First, we should consider how the quantity that was previously described as "exposure" changes as an epidemic progresses. It seems reasonable that the more people infected, the more exposure there is for everyone else. It may be that the amount of exposure increases exponentially with the number infected, linearly, logarithmically, and so on. It is important to note that we are not talking about exposure per time (which would be expected to be exponential if plotted against time) but exposure as a function of the percentage of the population infected. For purposes of explaining the concept the actual relationship does not matter, so we will assume that each infected person generated the same number of exposures, i.e. that the relationship is linear.

If we graph exposure versus percent of the population infected then, we get a line, and we also get a line if we instead graph corresponding percent of the population infected versus exposures. Now we have the same axes as Figure 1 from yesterdays chart.

Next, we want to graph the cumulative portion of the population from Figure 1, that is integral or sums of the total population as we go from left to right. This is the same process used to generate cumulative distribution functions in probability and statistics. We can plot this on the same chart and if we just retain these two new curves we get something like the following:


The red line is cumulative population distributed according to amount of exposure associated with infection, and the green line is the amount of exposure as a function of the population infected. Here, it is useful to think of exposure as an environmental variable. In reality, it is not likely to be evenly distributed, but this fact does not affect the principle to be illustrated.

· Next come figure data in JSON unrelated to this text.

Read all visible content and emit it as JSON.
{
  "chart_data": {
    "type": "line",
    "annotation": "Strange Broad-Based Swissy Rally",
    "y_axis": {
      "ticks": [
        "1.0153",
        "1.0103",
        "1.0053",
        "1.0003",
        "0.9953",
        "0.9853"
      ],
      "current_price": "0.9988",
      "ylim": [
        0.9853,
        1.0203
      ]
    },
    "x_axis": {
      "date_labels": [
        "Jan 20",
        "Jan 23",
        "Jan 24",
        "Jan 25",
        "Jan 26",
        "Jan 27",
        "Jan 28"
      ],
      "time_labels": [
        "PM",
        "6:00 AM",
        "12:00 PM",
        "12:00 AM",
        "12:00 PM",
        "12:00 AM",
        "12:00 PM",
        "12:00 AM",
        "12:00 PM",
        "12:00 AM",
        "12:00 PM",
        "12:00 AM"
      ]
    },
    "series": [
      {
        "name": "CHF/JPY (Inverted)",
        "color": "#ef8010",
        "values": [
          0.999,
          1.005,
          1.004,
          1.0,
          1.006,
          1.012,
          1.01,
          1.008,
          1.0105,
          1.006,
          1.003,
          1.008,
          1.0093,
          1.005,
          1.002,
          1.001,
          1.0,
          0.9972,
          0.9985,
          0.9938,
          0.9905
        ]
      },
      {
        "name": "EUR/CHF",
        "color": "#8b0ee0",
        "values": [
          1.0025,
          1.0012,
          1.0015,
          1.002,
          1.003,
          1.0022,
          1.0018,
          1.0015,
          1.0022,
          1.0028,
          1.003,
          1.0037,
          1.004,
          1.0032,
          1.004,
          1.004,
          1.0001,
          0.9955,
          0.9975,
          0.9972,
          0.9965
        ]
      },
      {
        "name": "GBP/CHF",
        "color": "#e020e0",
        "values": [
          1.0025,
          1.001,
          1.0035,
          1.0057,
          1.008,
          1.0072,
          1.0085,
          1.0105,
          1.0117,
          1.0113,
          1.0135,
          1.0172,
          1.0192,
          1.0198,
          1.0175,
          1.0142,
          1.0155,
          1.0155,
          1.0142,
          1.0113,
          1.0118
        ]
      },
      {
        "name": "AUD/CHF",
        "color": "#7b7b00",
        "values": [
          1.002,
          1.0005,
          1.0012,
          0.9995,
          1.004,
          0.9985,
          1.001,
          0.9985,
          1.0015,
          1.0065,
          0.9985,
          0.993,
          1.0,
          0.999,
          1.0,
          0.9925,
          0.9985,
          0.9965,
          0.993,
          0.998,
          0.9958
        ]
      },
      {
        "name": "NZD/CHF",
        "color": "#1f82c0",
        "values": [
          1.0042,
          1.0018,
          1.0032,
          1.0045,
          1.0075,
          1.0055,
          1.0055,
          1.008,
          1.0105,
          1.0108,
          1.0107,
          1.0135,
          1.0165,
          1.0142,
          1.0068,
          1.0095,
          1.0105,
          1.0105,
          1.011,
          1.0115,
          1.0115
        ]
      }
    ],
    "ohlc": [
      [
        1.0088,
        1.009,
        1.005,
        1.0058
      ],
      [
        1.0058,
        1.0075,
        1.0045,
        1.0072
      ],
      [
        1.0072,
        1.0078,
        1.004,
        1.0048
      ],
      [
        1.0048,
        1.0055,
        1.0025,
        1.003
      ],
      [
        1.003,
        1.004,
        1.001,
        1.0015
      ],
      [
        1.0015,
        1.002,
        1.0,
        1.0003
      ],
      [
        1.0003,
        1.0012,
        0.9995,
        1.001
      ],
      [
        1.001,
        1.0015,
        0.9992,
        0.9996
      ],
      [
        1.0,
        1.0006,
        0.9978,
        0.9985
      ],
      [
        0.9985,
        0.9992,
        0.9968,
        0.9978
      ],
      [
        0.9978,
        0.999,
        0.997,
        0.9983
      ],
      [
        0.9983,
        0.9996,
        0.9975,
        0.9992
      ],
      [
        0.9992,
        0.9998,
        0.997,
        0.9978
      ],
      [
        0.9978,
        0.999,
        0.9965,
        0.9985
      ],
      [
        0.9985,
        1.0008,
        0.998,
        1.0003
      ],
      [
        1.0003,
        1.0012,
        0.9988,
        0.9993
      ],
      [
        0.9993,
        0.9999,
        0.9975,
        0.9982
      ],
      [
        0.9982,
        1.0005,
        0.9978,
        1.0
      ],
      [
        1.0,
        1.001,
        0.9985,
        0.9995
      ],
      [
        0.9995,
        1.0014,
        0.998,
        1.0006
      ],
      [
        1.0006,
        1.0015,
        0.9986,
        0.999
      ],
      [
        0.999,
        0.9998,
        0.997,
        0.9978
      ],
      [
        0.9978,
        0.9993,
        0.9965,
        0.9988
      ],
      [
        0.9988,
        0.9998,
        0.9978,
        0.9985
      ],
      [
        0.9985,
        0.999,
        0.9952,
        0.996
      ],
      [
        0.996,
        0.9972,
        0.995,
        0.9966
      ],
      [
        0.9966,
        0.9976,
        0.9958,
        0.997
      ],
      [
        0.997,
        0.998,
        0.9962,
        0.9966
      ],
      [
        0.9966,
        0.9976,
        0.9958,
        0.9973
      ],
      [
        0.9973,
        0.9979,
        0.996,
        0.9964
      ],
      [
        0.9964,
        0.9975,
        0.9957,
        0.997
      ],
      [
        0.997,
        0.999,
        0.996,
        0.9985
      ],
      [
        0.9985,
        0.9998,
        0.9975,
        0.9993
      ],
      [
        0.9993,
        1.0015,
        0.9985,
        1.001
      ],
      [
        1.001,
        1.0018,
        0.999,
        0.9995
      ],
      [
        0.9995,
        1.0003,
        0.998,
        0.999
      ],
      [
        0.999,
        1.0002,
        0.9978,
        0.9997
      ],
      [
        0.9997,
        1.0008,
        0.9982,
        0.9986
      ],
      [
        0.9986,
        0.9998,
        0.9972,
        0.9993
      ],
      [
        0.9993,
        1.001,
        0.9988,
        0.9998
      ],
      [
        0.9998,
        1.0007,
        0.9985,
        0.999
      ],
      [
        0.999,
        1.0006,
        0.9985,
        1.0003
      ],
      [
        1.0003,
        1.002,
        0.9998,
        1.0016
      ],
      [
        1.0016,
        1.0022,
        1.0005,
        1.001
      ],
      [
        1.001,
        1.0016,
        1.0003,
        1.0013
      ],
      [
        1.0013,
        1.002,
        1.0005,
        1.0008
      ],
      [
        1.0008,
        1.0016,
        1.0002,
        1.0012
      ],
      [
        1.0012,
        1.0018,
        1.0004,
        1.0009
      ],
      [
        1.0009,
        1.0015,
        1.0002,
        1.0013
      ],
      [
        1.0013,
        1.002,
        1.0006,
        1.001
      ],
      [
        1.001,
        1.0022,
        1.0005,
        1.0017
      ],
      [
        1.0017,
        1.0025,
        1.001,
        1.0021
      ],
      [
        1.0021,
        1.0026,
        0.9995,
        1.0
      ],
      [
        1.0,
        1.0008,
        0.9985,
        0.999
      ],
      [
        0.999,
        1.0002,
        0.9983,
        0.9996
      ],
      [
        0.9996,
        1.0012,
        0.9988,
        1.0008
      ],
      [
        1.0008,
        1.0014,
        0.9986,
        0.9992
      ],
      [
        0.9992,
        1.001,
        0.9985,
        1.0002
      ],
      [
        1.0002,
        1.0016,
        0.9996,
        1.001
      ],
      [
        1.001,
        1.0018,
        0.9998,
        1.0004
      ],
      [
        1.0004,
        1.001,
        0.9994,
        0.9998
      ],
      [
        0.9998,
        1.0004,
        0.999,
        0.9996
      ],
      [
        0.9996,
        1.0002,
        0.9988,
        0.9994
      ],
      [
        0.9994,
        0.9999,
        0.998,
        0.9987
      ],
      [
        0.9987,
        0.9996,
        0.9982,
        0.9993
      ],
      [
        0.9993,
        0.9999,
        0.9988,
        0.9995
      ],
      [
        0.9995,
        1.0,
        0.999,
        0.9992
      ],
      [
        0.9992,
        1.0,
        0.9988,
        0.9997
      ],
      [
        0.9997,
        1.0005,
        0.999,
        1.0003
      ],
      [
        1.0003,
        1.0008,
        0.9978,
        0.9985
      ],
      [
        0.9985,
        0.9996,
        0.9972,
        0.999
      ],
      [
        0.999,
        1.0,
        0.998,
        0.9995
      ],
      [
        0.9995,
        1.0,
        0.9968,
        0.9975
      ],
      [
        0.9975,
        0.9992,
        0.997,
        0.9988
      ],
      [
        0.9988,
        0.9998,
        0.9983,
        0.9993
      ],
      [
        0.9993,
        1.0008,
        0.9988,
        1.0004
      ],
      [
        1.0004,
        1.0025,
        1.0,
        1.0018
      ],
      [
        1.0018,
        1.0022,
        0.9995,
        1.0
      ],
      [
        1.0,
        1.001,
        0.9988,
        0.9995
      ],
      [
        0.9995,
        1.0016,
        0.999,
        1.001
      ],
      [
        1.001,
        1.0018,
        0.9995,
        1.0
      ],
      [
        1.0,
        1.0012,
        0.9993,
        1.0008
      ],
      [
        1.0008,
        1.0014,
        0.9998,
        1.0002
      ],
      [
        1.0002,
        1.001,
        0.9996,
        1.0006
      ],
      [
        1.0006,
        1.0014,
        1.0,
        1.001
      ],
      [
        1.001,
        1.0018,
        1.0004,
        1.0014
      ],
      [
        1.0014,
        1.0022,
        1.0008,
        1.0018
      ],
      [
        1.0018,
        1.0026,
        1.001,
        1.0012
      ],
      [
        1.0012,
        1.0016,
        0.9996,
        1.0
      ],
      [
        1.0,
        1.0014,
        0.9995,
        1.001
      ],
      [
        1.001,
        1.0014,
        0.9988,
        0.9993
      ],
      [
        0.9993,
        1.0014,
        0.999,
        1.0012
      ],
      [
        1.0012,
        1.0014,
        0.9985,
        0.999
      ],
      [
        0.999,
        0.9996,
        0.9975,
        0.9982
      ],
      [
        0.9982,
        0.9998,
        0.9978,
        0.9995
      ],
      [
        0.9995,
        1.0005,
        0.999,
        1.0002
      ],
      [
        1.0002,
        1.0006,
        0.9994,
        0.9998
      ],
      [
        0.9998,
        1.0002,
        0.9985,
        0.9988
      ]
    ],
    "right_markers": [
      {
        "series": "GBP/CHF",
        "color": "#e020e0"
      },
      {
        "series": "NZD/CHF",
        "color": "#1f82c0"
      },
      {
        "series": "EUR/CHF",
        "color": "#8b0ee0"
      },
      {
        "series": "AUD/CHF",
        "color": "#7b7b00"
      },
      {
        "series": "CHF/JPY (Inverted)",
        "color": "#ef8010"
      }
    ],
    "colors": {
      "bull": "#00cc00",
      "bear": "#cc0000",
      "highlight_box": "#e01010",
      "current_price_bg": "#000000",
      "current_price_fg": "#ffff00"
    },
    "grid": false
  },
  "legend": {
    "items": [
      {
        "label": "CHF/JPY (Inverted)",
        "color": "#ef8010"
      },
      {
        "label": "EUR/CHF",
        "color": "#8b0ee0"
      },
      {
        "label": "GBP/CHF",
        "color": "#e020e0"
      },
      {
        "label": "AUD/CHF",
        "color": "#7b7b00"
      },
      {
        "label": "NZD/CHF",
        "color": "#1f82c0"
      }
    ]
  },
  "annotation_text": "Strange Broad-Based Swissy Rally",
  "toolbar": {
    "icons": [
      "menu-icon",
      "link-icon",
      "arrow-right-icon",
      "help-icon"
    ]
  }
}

The important thing to note is that on the left hand side of the chart, the red line is above the green line. We can use the fact that we have plotted the two curves on teh same chart to obseerve the following: for a given percentage of the population we can compare the amount of exposure associated with infection in the population to the amount of exposure associated with the percent of the population infected. We can observe various scenarios as illustrated:

Here we see that at a Percentage of population of 23% the amount of exposure is greater than the exposure associated with infection (or more accurately, the percentage of the population capable of transmitting the infection) in that portion of the population. There is therefore, excess exposure and the contagion will continue to grow. Conversely, if we move up to 52%. we see that the green line is above the red line and at that point the amount of exposure is less than the exposure associated with infection. Everyone whose risk of infection requires exposures greater than that produced by the current percentage of the population infected is less likely to become infected. Therefore the contagion will slow significantly, and as fewer people remain capable of transmitting the infection, will decrease. The vertical green line will begin moving back to the left as the percentage of the population capable of transmitting infection falls, but as it does so, it is moving back into a portion of the population that has already been infected. The epidemic will therefore drop off rapidly, creating the bell-shaped curve described by Farr.

The interesting point is that at which the red and green lines cross. This is the point where the epidemic peaks, and where it is located is a function of how susceptibility and exposure is distributed in a population. The point of cross-over may be at a very low percentage of the population in which case, the numbers observed for the Diamond Princess and San Marino may not be as exceptional as they seem. As mentioned in the previous post, these distributions can be affected by public health interventions, and are more likely to be significant as the two curves described above begin to cross.

These models make several assumptions. The first is that not everyone has the same susceptibility to infection, even at the same level of exposure. The second is that people do not remain capable of transmitting the infection indefinitely, but in a large number of infected people, the mean duration of infectivity is adequate to provide a useful model. The third is that the distributions of the exposures and risks are to some degree modifiable. The last, and most important, is an observation, more or less universal that applies to all types of systems: electrical, mechanical, chemical, economic, political, ecological, etc. That is that stable systems seek points of equilibrium. In the case of an epidemic, if that point exists at a number of infections greater than those currently existing under current conditions, the epidemic will grow until that point is reached. If the number exceeds the point of equilibrium, the epidemic will slow. If people remained infectious forever, and did not develop any immunity, the epidemic would find teh point of equilibrium and persist, but because people are only infectious for a limited time, and likely develop some degree of immunity once infected, the epidemic ends.